Human CMs have been derived also from cells of patients carrying other genetic disorders involving cardiac pathologies such as Leopard syndrome[78], Pompe disease[79], Duchenne muscular dystrophy[80], Friedreich’s ataxia[81], and Fabry disease[82].

In all of the cases, patients-derived CMs showed the main characteristic traits of the related pathology: hypertrophic cells in Leopard[78]; lower β-glucosidase activity, lower markers of metabolism, and higher glycogen content in Pompe[79]; a dystrophic gene expression profile in Duchenne[80]; impaired mitochondrial homeostasis in Friedreich’s ataxia[81]; and globotriaosylceramide accumulation in Fabry disease[82]. Moreover, patients-derived CMs represent a powerful model to test type and dosage of clinically used drugs, laying the basis for a personalized therapy.
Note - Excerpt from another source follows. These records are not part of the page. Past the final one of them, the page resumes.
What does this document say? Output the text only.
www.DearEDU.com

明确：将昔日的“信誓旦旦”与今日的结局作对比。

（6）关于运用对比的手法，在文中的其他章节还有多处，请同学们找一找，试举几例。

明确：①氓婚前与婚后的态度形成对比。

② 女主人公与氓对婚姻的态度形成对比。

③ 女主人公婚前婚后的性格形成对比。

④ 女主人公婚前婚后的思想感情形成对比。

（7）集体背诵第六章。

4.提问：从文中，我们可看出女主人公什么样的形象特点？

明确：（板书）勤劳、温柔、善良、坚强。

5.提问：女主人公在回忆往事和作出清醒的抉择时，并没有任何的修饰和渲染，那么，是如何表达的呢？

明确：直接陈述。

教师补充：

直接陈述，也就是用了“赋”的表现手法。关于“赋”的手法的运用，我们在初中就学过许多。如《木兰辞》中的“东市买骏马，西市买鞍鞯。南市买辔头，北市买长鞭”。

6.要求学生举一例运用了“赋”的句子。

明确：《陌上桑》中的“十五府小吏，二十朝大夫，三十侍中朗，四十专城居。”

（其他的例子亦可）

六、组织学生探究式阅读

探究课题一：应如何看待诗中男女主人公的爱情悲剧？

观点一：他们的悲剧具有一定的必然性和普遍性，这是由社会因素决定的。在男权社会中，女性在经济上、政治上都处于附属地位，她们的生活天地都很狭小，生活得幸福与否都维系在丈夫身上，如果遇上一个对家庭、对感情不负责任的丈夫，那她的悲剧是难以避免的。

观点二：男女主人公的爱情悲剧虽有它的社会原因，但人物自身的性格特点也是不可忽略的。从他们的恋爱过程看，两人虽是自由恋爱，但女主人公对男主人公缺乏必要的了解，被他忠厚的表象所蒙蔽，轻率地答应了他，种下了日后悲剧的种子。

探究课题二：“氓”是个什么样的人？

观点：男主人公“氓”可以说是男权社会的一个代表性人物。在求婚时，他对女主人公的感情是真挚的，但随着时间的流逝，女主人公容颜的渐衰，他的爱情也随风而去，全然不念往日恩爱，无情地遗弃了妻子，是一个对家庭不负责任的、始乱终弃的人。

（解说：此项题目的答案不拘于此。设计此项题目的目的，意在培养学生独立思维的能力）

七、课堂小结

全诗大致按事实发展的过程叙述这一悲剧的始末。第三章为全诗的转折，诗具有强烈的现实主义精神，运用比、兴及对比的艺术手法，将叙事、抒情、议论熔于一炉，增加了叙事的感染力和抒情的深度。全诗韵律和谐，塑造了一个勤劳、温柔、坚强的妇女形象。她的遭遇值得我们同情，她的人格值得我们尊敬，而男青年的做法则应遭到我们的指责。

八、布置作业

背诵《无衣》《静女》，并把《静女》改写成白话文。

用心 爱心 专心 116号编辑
Increasing the number and diversifying the type of modeled patients will surely improve the understanding of the biological mechanism that leads to the considered disease. Nevertheless the big ongoing efforts reside in eliminating any kind of interaction of the reprogramming technology with patient’s DNA and in identifying an easily reproducible protocol that leads to CM differentiation. Then, the non integrative Sendai-based reprogramming approach, followed by a chemical defined differentiation medium will surely solve the issue of reproducible cardiomyocyte differentiation.